# Feynman propagator in curved spacetime?

It is known that in flat spacetime the Feynman propagator is the inverse of some operator. For instance, in $$\phi^4$$: $$$$\mathcal{L}=-\frac{1}{2}\phi(\partial^2+m^2)\phi-\frac{\lambda}{4!}\phi^4$$$$ The Feynman propagator is $$(\partial^2+m^2)^{-1}$$.

But in curved spacetime, the story confuses me, because of the appearence of $$\sqrt{-g}$$. For example, I have a theory $$$$S=\int d^4x \sqrt{-g}\frac{-1}{2}\phi(\nabla_{\mu}\nabla^{\mu}+m^2)\phi$$$$

Which one should be the propagator?$$[\sqrt{-g}(\nabla_{\mu}\nabla^{\mu}+m^2)]^{-1}$$ or just $$(\nabla_{\mu}\nabla^{\mu}+m^2)^{-1}$$?

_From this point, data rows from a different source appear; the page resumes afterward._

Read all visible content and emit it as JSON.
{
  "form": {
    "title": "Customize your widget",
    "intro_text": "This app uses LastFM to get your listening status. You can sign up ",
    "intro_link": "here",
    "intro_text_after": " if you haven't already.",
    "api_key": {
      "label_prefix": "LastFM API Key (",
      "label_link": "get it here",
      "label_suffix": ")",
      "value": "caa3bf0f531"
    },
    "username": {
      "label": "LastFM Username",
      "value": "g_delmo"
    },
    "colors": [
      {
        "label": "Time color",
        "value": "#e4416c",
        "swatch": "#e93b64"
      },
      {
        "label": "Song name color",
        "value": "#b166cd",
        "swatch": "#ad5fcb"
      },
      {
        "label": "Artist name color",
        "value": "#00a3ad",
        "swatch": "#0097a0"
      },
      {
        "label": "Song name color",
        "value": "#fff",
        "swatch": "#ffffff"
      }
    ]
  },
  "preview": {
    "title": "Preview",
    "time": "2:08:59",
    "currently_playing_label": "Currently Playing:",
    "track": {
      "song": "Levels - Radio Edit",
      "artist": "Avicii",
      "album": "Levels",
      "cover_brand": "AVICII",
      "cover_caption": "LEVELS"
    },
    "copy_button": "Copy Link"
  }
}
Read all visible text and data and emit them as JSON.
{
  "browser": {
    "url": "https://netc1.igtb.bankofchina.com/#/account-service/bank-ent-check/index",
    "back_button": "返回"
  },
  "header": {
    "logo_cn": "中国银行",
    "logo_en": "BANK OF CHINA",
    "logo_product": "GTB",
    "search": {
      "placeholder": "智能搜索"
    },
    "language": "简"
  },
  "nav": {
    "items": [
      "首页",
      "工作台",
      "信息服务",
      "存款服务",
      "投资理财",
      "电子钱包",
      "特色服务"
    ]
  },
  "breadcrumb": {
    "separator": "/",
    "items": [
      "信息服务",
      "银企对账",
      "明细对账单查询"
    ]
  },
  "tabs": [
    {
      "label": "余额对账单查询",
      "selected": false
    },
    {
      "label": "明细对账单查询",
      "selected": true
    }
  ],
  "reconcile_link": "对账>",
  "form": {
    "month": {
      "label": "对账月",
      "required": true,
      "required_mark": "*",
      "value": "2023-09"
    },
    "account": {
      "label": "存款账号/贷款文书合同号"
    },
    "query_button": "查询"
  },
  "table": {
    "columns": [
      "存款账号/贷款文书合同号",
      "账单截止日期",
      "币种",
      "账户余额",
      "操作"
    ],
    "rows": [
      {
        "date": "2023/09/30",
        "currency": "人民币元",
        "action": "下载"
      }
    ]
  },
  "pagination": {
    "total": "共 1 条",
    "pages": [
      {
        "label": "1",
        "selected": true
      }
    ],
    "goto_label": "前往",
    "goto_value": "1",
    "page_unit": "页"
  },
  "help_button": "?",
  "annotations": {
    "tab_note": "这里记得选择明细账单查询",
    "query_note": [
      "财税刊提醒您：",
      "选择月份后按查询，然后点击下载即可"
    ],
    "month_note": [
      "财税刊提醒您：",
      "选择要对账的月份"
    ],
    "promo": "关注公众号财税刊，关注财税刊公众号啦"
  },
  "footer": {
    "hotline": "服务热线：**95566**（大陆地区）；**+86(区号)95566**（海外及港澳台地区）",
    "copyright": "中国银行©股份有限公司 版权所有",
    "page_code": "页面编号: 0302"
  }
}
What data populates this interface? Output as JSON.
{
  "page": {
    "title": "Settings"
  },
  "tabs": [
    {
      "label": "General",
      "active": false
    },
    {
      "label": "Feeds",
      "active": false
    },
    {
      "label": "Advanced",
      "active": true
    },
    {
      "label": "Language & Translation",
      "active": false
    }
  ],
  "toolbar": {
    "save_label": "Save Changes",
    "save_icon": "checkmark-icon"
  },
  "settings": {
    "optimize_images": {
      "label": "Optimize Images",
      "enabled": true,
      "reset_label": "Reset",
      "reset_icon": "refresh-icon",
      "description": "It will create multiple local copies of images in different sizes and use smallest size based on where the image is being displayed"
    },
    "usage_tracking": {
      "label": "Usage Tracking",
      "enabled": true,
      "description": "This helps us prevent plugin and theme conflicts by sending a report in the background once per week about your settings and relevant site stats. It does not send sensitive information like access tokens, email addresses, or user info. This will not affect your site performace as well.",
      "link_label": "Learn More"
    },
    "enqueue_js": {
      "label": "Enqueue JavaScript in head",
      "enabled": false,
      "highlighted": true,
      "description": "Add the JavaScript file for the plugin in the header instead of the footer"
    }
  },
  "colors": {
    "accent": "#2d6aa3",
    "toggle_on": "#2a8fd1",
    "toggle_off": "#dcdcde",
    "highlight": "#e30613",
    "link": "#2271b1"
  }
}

• @NiharKarve it is $\int d^4 x \sqrt{-g}$? Dec 6, 2020 at 14:36

Recall how the Feynman-diagram series is derived from the functional integral formulation. Use the abbreviation $$d\omega\equiv d^4x\ \sqrt{|g|}$$ and write $$S = \int d\omega\ \left(\frac{\phi K\phi}{2}+V(\phi)\right) \tag{1}$$ with $$K\equiv -(\nabla_\mu\nabla^\mu+m^2) \tag{2}$$ and $$V(\phi)\equiv -\frac{\lambda}{4!}\phi^4. \tag{3}$$ Correlation functions are generated by taking derivatives of $$Z[J]\propto \int [d\phi]\ \left(iS[\phi]+i\int d\omega\ \phi J\right) \tag{4}$$ with respect to the source $$J(x)$$. More explicitly, applying $$\frac{-i}{\sqrt{|g|}} \frac{\delta}{\delta J(x)} \tag{5}$$ to $$Z[J]$$ is the same as inserting a factor of $$\phi(x)$$ in the integrand. The small-coupling expansion comes from rewriting (4) as $$Z[J]\propto \exp\left(i\int d\omega\ V\left(\frac{-i}{\sqrt{|g|}} \frac{\delta}{\delta J(x)}\right)\right) Z_0[J] \tag{6}$$ and then expanding in powers of $$V$$, with \begin{align*} Z_0[J] &\propto \int [d\phi]\ \left(i\int d\omega\ \frac{\phi K\phi}{2} +i\int d\omega\ \phi J\right) \\ &\propto \int [d\phi]\ \left(i\int d\omega\ \frac{(\phi+K^{-1}J) K(\phi+K^{-1}J)}{2} -i\int d\omega\ \frac{J K^{-1}J}{2}\right) \\ &\propto \int [d\phi]\ \left(-i\int d\omega\ \frac{J K^{-1}J}{2}\right). \tag{7} \end{align*} This shows that we can account for the required factors of $$\sqrt{|g|}$$ by
• writing the measure of each spacetime integral as $$d\omega\equiv d^4x\ \sqrt{|g|}$$ instead of $$d^4x$$,
• using $$K^{-1}=-(\nabla_\mu\nabla^\mu+m^2)^{-1}$$ as the propagator, without any factor of $$\sqrt{|g|}$$,
• including an extra factor of $$\left(\sqrt{|g|}\right)^{-4}$$ for each vertex (from equation (6)).
This clearly isn't the only way to organize the series, and it may or may not be the most convenient way. The two-point correlation function is not equal to $$K^{-1}$$ in this approach, because applying two factors of (5) to $$Z[J]$$ gives $$|g|^{-1/2}K^{-1}+O(\lambda)$$. If we want the propagator in the perturbation series to be the same as the $$\lambda=0$$ version of the two-point correlation functions, then we can organize things differently.